Ternyata Jepang Sudah Warning Upah RI Bikin Pusing Perusahaan

Jakarta, CNBC Indonesia - Persoalan upah buruh ternyata jadi persoalan terbesar yang menghambat iklim usaha di Indonesia. Hal ini terungkap dari survei organisasi perdagangan luar negeri Jepang atau Japan External Trade Organization (Jetro) tahun 2019 yang dirilis pada Februari 2020 lalu, yang dikutip dari dokumen Apindo, Jumat (16/10).
Dalam hasil survei itu, masalah manajemen perusahaan di Indonesia masih didominasi oleh kenaikan upah pekerja sebesar (84%). Selanjutnya disusul oleh pengadaan bahan baku lokal dan komponen yang sulit (59,4%) dan beban perpajakan (seperti PPh Badan, pajak transfer pricing, dll) (55,9%).
Jika dibandingkan dengan negara lain, Indonesia menempati posisi tertinggi di antara negara responden dalam masalah kenaikan upah pekerja. Negara lain yang punya masalah serupa di bawah Indonesia yakni Kamboja (75,7%) dan Tiongkok (73,7%).
Adapun mengenai masalah pengadaan bahan baku lokal dan komponen yang sulit, Indonesia (59,4%) menempati urutan kelima besar setelah Bangladesh (70,8%), Laos (70,6%), Kamboja (70,3%), dan Myanmar (65,4%).
Dalam masalah beban perpajakan, Indonesia menempati posisi tertinggi di antara negara responden sebesar 55,9%. Selanjutnya disusul oleh Pakistan (46,2%) dan Filipina (43,8%).

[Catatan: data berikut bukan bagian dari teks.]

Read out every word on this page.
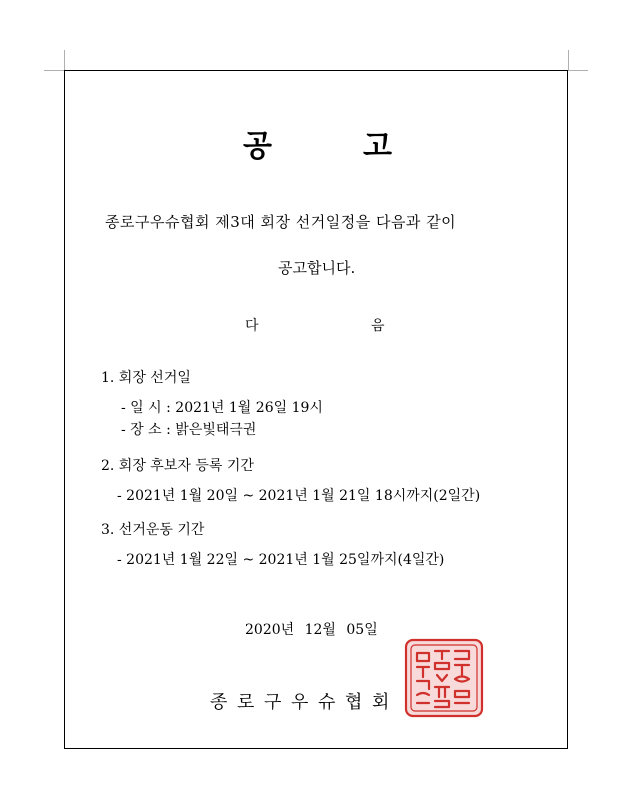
공	고
종로구우슈협회 제3대 회장 선거일정을 다음과 같이
공고합니다.
다	음
1. 회장 선거일
- 일 시 : 2021년 1월 26일 19시
- 장 소 : 밝은빛태극권
2. 회장 후보자 등록 기간
- 2021년 1월 20일 ~ 2021년 1월 21일 18시까지(2일간)
3. 선거운동 기간
- 2021년 1월 22일 ~ 2021년 1월 25일까지(4일간)
2020년 12월 05일
종 로 구 우 슈 협 회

Sederet persoalan tersebut berdampak pada rendahnya tingkat kepuasan terhadap upah minimum dibandingkan produktivitas pekerja. Thailand dan Vietnam masing-masing mencapai 80,1 dan 80,0, sedangkan di Indonesia hanya 74,4, yang berada pada urutan ketiga terendah di kawasan ASEAN dalam produktivitas dibandingkan upah.
Dalam hal produktivitas, dari pertanyaan mengenai kelayakan upah minimum yang ditetapkan oleh pemerintah di tiap negara dan kawasan, persentase negara yang paling banyak menjawab "layak dan sesuai" adalah Filipina (74,2%), Laos (66,7%), dan Myanmar (60,9%). Negara-negara ini memiliki bisnis yang berkembang di industri pengolahan untuk tujuan ekspor, yang memanfaatkan biaya tenaga kerja yang relatif rendah sehingga berada pada posisi tertinggi.
Sementara itu, persentase perusahaan di Indonesia yang menjawab "tidak layak dan sesuai" dan "tidak tahu" mencapai 76,2%. Ini merupakan nilai tertinggi jika dibandingkan negara lain.
Meski begitu, keuntungan terbesar dalam iklim investasi di Indonesia masih berupa skala pasar/potensi pertumbuhan pasar, sedangkan risikonya masih berupa lonjakan biaya tenaga kerja.
Keuntungan dalam iklim investasi di Indonesia yang masih tetap tertinggi adalah skala pasar potensial yang mencapai 83,4%. Angka ini tertinggi kedua setelah India (90,7%) di antara negara ASEAN, Asia Barat, dan Oseania.